Splashdown on Kalaupapa
By Father Pat Killilea, St. Francis Church, Kalaupapa
She stood on the highest level of the pier flanked by her companion mermaids, Christina and Molly, then on the count of three (interrupted by two and a half) she launched herself far out into the water like a champion swimmer at the Olympic Trials, then quickly surfaced like a playful dolphin. Slim Sam, better known as Sister Sam, true to her vivacious and sprightly nature, was leading the water show in the company of the young people from the Newman Center in Manoa, Honolulu. This splashdown and frolicking in the waters of our harbor was one of the highlights of our young visitors’ stay in Kalaupapa.

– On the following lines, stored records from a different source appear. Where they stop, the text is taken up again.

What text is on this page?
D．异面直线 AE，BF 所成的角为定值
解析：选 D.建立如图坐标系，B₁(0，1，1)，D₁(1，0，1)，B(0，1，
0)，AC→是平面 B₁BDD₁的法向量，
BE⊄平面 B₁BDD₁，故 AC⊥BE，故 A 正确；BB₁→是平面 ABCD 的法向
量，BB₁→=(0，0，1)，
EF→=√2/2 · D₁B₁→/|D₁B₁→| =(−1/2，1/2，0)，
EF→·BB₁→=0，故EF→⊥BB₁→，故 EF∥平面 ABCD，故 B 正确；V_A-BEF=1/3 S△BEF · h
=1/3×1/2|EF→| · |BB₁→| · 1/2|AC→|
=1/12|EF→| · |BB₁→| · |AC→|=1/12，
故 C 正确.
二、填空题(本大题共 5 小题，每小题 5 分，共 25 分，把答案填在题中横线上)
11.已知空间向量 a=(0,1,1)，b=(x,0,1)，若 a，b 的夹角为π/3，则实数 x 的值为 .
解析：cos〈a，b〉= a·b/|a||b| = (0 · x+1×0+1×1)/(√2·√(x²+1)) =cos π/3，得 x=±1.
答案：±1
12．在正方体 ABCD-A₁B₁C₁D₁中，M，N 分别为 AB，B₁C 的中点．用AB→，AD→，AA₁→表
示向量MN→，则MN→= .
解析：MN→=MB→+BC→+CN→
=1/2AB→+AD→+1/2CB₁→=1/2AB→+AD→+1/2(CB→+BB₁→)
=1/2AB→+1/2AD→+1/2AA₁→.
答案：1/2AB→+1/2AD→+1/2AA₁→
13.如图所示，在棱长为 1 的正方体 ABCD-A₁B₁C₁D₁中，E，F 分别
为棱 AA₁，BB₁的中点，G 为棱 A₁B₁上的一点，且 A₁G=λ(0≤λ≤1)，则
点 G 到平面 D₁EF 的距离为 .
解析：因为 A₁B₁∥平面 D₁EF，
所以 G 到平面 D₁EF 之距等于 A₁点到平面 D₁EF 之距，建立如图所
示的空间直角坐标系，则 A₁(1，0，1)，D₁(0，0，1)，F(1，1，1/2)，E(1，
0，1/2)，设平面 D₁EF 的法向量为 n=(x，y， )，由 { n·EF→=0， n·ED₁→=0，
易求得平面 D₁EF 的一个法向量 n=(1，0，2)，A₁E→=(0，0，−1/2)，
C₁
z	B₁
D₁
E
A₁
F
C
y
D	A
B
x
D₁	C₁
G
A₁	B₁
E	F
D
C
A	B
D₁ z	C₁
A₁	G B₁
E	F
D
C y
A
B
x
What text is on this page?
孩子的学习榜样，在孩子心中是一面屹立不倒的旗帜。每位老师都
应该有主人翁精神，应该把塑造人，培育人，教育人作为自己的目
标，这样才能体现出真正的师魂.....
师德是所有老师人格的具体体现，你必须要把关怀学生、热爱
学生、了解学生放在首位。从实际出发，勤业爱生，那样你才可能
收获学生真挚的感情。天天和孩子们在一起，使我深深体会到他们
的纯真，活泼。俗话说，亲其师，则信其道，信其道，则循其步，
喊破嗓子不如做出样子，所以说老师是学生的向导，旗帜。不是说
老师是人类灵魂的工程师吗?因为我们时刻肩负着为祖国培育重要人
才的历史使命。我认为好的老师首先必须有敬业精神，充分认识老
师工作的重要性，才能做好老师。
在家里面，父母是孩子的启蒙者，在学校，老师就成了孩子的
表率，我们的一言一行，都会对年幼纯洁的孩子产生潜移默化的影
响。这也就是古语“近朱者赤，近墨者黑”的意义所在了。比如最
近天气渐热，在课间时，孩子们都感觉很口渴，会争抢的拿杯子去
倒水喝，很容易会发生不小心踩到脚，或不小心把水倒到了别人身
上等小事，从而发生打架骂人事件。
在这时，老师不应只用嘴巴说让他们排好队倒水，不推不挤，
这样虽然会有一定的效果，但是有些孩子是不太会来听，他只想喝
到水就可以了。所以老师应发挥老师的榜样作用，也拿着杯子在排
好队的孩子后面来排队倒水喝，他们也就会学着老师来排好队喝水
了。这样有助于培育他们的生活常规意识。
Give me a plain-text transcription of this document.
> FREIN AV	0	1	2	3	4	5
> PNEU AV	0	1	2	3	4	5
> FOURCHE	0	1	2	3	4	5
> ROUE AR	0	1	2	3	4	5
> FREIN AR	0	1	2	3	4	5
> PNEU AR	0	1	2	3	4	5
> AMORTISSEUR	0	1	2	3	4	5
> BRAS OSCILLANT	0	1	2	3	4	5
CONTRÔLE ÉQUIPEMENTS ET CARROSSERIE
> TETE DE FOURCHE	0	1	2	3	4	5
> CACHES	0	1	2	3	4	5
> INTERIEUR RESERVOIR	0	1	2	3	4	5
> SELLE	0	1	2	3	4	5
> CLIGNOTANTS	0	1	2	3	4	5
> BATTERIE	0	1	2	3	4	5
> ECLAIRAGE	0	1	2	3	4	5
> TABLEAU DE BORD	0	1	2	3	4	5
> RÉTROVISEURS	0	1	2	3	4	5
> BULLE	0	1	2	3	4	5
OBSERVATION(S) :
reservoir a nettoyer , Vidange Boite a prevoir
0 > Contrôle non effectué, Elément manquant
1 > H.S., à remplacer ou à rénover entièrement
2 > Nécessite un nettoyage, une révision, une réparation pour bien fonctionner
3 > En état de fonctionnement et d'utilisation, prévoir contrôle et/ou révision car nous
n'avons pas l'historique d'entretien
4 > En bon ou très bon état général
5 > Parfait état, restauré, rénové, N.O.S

Monday morning had seen these young visitors arrive at Kalaupapa airport full of life and eagerness to experience life to the full here on this special land of Father Damien and Mother Marianne. After the usual sign-in at the Administration office followed by check-in to the Wilcox visitors’ quarters, we set out in the two well-travelled state vans over the rough but familiar Damien road to St. Philomena Church in Kalawao. These young pilgrims joyfully participated in our celebration of Mass in the very same church built by Damien’s own hands.
Afterwards we had lunch at a picnic table in the tree shaded area of Judd Park, once the location of an investigation hospital for Hansen’s disease patients at the beginning of the 20th century. On the return journey to Kalaupapa town, we hiked up to the long-dormant Kauhako crater. This is an experience that all of our younger visitors enjoy immensely. Even I at 70 (going on 17) get a thrill from this hike, the view at the top, and the welcome descent, though I do confess to feeling relieved each time I reach the base and Damien road.
I did not get to accompany this merry band of adventurers when on another outing they went to explore the Old Ladies’ Cave on the outer fringe of this peninsula. However, the ever-energetic Sister Sam did go with them and, true to her adventurous spirit, led the way down into the cave. Had I joined them in this escapade, I would have brought a sturdy rope along so that I might be lowered into and drawn out of this lava tube wonder!
While our young friends enjoyed such fun times and sacred services during their days here, they also found time to roll up their sleeves (if they had sleeves) and under the watchful eyes of Sister Theresa, did a lot of service work at Bishop Home as well as in the settlement gardens. I was delighted to have the parish van, the Paddy Wagon, cleaned and washed inside and outside by Andrew, the campus minister. It was a pleasure to have had these young men and women with us for these days. They are a delight and an inspiration. We were sad to see them leave at the end of their time here and we look forward to seeing these mermaids and mermen again in the not too distant future.